Search code examples
pythonmatplotlibstatisticsseabornvisualization

Customizing p-value thresholds for "star" text format in statannotations


The statannotations package provides visualization annotation on the level of statistical significance for pairs of data in plots (in seaborn boxplot or strip plot, for example). These annotation can be in "star" text format, where one or more stars appears on top of the bar between pairs of data: example figure from statsannotations' example.ipynb.

Is there any way to customize the thresholds for stars? I want 0.0001 to be the threshold for the first significance threshold instead of 0.05, and 0.00001 for two stars **, and 0.000001 for three stars ***.

The example figure was generated from example codes from statsannotations' github page:

from statannotations.Annotator import Annotator
import matplotlib.pyplot as plt
import seaborn as sns
import pandas as pd

df = sns.load_dataset("tips")
x = "day"
y = "total_bill"
order = ['Sun', 'Thur', 'Fri', 'Sat']
ax = sns.boxplot(data=df, x=x, y=y, order=order)
annot = Annotator(ax, [("Thur", "Fri"), ("Thur", "Sat"), ("Fri", "Sun")], data=df, x=x, y=y, order=order)
annot.configure(test='Mann-Whitney', text_format='star', loc='outside', verbose=2)
annot.apply_test()
ax, test_results = annot.annotate()
plt.savefig('example_non-hue_outside.png', dpi=300, bbox_inches='tight')

With verbose set to 2, this would also tell us the thresholds used for determining how many stars appear above the bars:

p-value annotation legend:
      ns: p <= 1.00e+00
       *: 1.00e-02 < p <= 5.00e-02
      **: 1.00e-03 < p <= 1.00e-02
     ***: 1.00e-04 < p <= 1.00e-03
    ****: p <= 1.00e-04

I want to feed something like a dictionary of p-value threshold: number of stars to Annotator, but I don't know to what parameter should I feed to.


Solution

  • In their repository, specifically inside file [Annotator.py][1]:,we have self._pvalue_format = PValueFormat(). That implies we can change the same. The PValueFormat() class, which can be found here, has the following configurable parameters:

    CONFIGURABLE_PARAMETERS = [
        'correction_format',
        'fontsize',
        'pvalue_format_string',
        'simple_format_string',
        'text_format',
        'pvalue_thresholds',
        'show_test_name'
    ]
    

    For completeness, here is the modified version of your code and the new result with two lines showing the before and after values for the pvalues. Also, the image changes accordingly.

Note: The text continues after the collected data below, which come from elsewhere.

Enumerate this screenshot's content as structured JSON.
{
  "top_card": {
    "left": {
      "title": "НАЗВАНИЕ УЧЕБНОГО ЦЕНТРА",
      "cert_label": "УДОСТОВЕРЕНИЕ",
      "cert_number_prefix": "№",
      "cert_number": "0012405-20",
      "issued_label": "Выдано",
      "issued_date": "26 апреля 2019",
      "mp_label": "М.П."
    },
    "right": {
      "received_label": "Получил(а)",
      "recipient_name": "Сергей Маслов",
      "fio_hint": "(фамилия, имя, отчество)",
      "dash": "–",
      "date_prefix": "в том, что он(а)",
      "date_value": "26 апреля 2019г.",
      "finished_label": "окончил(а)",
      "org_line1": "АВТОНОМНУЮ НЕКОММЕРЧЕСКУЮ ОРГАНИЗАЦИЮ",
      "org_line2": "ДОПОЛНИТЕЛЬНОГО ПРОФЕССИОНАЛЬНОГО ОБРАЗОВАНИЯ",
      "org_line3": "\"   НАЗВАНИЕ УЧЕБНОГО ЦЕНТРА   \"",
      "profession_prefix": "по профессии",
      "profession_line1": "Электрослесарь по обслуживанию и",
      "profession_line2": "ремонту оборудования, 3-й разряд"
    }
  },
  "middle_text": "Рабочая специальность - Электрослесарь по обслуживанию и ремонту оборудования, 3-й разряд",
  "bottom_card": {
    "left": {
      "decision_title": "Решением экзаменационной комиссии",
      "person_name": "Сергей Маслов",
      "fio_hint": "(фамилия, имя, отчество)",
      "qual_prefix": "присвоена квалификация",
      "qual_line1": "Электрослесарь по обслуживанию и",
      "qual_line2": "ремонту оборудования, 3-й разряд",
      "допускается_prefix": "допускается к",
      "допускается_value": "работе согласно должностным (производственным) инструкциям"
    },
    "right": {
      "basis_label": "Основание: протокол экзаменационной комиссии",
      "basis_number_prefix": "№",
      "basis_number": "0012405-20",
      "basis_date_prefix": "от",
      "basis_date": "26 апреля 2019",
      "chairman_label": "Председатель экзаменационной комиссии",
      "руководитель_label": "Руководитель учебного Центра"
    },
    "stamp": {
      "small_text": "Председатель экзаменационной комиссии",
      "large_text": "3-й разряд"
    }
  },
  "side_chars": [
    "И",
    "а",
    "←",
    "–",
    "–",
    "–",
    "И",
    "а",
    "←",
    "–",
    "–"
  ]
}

    # ! pip install statannotations
    from smartprint import smartprint as sprint
    from statannotations.Annotator import Annotator
    import matplotlib.pyplot as plt
    import seaborn as sns
    import pandas as pd
    
    df = sns.load_dataset("tips")
    x = "day"
    y = "total_bill"
    order = ['Sun', 'Thur', 'Fri', 'Sat']
    ax = sns.boxplot(data=df, x=x, y=y, order=order)
    annot = Annotator(ax, [("Thur", "Fri"), ("Thur", "Sat"), ("Fri", "Sun")], data=df, x=x, y=y, order=order)
    
    print ("Before hardcoding pvalue thresholds ")
    sprint (annot.get_configuration()["pvalue_format"])
    
    
    annot.configure(test='Mann-Whitney', text_format='star', loc='outside', verbose=2)
    annot._pvalue_format.pvalue_thresholds =  [[0.01, '****'], [0.03, '***'], [0.2, '**'], [0.6, '*'], [1, 'ns']]
    annot.apply_test()
    ax, test_results = annot.annotate()
    plt.savefig('example_non-hue_outside.png', dpi=300, bbox_inches='tight')
    
    print ("After hardcoding pvalue thresholds ")
    sprint (annot.get_configuration()["pvalue_format"])
    

    Output:

    Before hardcoding pvalue thresholds 
    Dict: annot.get_configuration()["pvalue_format"]
    Key: Value
    
    {'correction_format': '{star} ({suffix})',
     'fontsize': 'medium',
     'pvalue_format_string': '{:.3e}',
     'pvalue_thresholds': [[0.0001, '****'],
                           [0.001, '***'],
                           [0.01, '**'],
                           [0.05, '*'],
                           [1, 'ns']],
     'show_test_name': True,
     'simple_format_string': '{:.2f}',
     'text_format': 'star'}
    
    p-value annotation legend:
          ns: p <= 1.00e+00
           *: 2.00e-01 < p <= 6.00e-01
          **: 3.00e-02 < p <= 2.00e-01
         ***: 1.00e-02 < p <= 3.00e-02
        ****: p <= 1.00e-02
    
    Thur vs. Fri: Mann-Whitney-Wilcoxon test two-sided, P_val:6.477e-01 U_stat=6.305e+02
    Thur vs. Sat: Mann-Whitney-Wilcoxon test two-sided, P_val:4.690e-02 U_stat=2.180e+03
    Sun vs. Fri: Mann-Whitney-Wilcoxon test two-sided, P_val:2.680e-02 U_stat=9.605e+02
    After hardcoding pvalue thresholds 
    Dict: annot.get_configuration()["pvalue_format"]
    Key: Value
    
    {'correction_format': '{star} ({suffix})',
     'fontsize': 'medium',
     'pvalue_format_string': '{:.3e}',
     'pvalue_thresholds': [[0.01, '****'],
                           [0.03, '***'],
                           [0.2, '**'],
                           [0.6, '*'],
                           [1, 'ns']],
     'show_test_name': True,
     'simple_format_string': '{:.2f}',
     'text_format': 'star'}
    

    Image:

    Edit: Based on user: Bonlenfum's comment, changing the thresholds can also be achieved by simply appending the key-value when calling .configure, as shown below:

    annot.configure(test='Mann-Whitney', text_format='star', loc='outside',\
    verbose=2, pvalue_thresholds=[[0.01, '****'], \
    [0.03, '***'], [0.2, '**'], [0.6, '*'], [1, 'ns']])